In this book we meet Sylvia Fisher and Aaron Blank. Sylvia has grown up on a dairy farm her whole life with a passion for the land, work, and dedication it requires day in and day out. After a series of events cause her to flee her own home in shame, Sylvia lands at the Blank farm, run by Michael and Dora. Living alone, they desperately need assistance to keep things afloat amidst rising debt and lack of help. Sylvia longs for escape so this seems the perfect option-until Michael and Dora's son, Aaron, shows up. Unfortunately, he has a past of his own despite attempts to move on with the future. And that future doesn't include running the family farm, much to his parents and Sylvia's chagrin. Despite conflicting goals, can Sylvia and Aaron work together to save the Blank's lively hood or will everyone's dreams be dashed?

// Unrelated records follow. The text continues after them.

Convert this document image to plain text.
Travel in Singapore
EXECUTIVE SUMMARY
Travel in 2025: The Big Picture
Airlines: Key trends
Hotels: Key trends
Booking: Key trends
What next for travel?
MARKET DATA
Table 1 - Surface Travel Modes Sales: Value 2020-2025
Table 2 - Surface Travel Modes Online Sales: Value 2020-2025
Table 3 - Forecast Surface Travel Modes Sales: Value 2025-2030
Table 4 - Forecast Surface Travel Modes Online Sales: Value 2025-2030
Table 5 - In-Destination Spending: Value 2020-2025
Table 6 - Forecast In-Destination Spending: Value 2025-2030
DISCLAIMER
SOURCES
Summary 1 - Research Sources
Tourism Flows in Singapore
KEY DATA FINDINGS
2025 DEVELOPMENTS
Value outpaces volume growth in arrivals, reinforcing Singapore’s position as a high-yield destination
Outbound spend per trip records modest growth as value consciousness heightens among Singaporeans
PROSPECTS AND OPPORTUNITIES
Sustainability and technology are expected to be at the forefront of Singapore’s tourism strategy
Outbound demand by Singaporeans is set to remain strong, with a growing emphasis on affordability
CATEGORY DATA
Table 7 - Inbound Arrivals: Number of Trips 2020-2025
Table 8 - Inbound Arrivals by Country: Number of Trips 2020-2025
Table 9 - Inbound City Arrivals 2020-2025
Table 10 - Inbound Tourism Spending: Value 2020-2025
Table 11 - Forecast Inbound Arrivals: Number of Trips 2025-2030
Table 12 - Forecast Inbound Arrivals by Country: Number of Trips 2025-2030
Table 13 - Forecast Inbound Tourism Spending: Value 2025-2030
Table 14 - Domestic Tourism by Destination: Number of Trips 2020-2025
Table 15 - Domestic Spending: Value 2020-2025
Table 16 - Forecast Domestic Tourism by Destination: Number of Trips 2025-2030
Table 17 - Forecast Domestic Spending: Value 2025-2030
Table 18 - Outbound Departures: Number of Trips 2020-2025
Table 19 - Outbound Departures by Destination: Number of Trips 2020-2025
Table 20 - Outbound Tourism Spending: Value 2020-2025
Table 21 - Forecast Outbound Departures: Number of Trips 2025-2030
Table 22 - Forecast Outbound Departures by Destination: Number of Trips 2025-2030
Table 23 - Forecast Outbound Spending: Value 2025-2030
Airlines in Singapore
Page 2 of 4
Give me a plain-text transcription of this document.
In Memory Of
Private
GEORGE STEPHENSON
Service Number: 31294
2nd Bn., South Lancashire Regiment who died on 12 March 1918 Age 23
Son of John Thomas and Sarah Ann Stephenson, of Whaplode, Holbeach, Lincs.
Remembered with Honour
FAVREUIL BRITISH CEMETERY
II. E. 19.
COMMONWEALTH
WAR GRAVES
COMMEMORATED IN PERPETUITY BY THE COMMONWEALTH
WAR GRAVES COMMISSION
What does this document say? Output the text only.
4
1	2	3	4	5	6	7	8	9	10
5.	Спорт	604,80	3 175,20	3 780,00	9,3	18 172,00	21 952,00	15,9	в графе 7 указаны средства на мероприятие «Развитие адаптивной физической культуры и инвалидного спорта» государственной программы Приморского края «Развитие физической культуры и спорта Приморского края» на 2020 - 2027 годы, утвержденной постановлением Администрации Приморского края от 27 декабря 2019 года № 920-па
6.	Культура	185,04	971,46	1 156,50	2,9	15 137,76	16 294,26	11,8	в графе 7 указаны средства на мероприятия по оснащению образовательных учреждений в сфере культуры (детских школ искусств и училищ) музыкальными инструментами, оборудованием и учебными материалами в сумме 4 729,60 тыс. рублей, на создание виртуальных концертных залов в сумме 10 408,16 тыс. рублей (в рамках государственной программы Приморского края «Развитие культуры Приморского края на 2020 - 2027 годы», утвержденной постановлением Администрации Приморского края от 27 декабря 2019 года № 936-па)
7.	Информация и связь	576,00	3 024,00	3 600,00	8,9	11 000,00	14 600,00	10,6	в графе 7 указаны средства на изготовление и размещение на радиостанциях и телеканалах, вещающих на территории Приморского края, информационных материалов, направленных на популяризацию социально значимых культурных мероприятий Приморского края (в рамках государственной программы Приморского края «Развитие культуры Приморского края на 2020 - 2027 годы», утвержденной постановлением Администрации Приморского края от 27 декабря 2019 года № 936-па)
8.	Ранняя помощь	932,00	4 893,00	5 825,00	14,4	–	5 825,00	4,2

This was an enjoyable story, nicely paced, with a simple flow to it. I imagine for most Amish fiction lovers, it would be right up their bonnet. I liked Aaron and Sylvia. They seemed very realistic and normal without being too proper or bland. Aaron's dry sense of humor made me chuckle aloud while adding a pleasant sparkle to the conversations between he and Sylvia. I wasn't as invested in the story lines from previous books but, most likely, it's because I haven't read them. I'm sure the follow up was a welcome addition to most who have already been immersed in the series characters from the beginning. I did find the story between Cara and her father poignant, very relate able, and well written. It was also interesting to see Cara's transformation into forgiveness, as well as the Amish community.
Aaron and Sylvia's relationship was sweet and tender in it's gradual awareness. I generally like a bit more passion/edginess in my stories-more kissing, tension, etc. but this fit with the book's gentle style so I won't complain too much...
All in all this was a pleasant way to spend some time in Amish country, showcasing good, hardworking, people who love each other, their land, and God.
Thanks to Waterbrook/Multnomah for giving me a complimentary copy of this book for review purposes.